Rogers told reporters this week that she chose to home-school her children after initially enrolling one of her sons and a daughter in a school and being concerned they weren’t getting enough attention. She also said that her daughter had been bullied. She did not name the school or comment on how she and Allen home-schooled their children.
In the Turpin case, the family registered with the state to home-school their children, which should have prompted a mandatory inspection by the local fire department. But that never took place. A spokesman for the city said the state failed to notify it that the Turpins were operating a school out of their home.
Christopher Lubienski, a professor of education policy at Indiana University who has written about home schooling, said that while these cases were “obviously unusual and pretty sensational,” the lack of oversight nationally means that no one knows “how many kids are being not just physically neglected but also educationally underserved.”
A report from Connecticut’s Office of the Child Advocate in April found that 36 percent of home-schooled children lived in families that had been subject to at least one prior report of suspected abuse or neglect from the state’s Department of Children and Families. The report covered children withdrawn from six school districts from 2013 to 2016.
That report, which was prompted by the death of a home-schooled teenager who had been abused, also found that none of the six districts had protocols to follow up with such families.
“There is no real mechanism to check in on a child simply because they are removed from school to be home-schooled after a troubled past,” Coleman said.

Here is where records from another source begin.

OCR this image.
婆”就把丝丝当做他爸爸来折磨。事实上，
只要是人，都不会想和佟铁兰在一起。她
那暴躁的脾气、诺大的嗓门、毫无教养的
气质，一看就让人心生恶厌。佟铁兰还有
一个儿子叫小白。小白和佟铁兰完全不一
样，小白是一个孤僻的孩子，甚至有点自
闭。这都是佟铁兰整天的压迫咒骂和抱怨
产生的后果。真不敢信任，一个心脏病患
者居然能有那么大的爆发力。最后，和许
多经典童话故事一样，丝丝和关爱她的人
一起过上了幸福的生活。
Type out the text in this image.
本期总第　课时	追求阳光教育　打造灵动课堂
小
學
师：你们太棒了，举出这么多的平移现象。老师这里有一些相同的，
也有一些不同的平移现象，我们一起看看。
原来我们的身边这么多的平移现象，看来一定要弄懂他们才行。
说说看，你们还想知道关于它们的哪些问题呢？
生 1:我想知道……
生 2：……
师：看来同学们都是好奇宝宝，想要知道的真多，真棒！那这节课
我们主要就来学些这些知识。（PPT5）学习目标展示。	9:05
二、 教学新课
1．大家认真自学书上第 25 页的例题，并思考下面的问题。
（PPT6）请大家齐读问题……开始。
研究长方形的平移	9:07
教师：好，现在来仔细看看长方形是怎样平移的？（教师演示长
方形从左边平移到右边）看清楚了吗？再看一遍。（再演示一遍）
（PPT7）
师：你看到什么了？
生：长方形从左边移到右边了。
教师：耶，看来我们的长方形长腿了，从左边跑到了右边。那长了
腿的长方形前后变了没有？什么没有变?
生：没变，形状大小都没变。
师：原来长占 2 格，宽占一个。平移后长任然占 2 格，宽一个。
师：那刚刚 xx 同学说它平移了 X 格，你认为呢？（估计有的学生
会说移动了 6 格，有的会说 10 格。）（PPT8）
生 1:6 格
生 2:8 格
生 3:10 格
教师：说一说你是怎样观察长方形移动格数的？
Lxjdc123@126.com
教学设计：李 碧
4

In the case of the Harts, whose six children were adopted, authorities in Oregon, Washington and Minnesota all received reports of child welfare concerns before the deadly crash, according to NBC affiliate KGW.
While living in Minnesota in 2011, Sarah Hart pleaded guilty to a misdemeanor domestic assault charge in connection to one of her daughters, court records show. After that case was resolved, the Harts removed all six children from public schools, according to The Oregonian. The family reportedly did not register their children to be home-schooled in Oregon. Search crews have found six bodies after the crash, and two of the children remain missing and are feared dead.
The Coalition for Responsible Home Education advocates changes to home-schooling laws including requiring criminal background checks for parents, student contact with school or medical officials (who must report signs of abuse or neglect) and annual academic assessments. The coalition also calls for funding for government oversight of home schools.
After the Turpin case, lawmakers in California introduced legislation this year that would have mandated more oversight of home schooling. But the bill died after parents who home-school turned out en masse to protest what they see as infringements on their rights.
The Home School Legal Defense Association, a national group that fights additional rules for home schooling, did not immediately respond to a request for comment. In January, in response to the Turpin case, it said more regulations were not needed.
“We all agree that abuse is horrible and must never be tolerated,” the group said in a statement. “But imposing regulations that treat all home-schooling families like criminals is unjust.”
“Home schooling parents around the country have demonstrated a high degree of success in raising and nurturing their children — giving them the tools to grow and flourish," the group added.
Lubienski, the education policy professor, agreed that home schooling was “not the culprit.” But he said the lack of regulations had “created a shield that allows this stuff to happen.”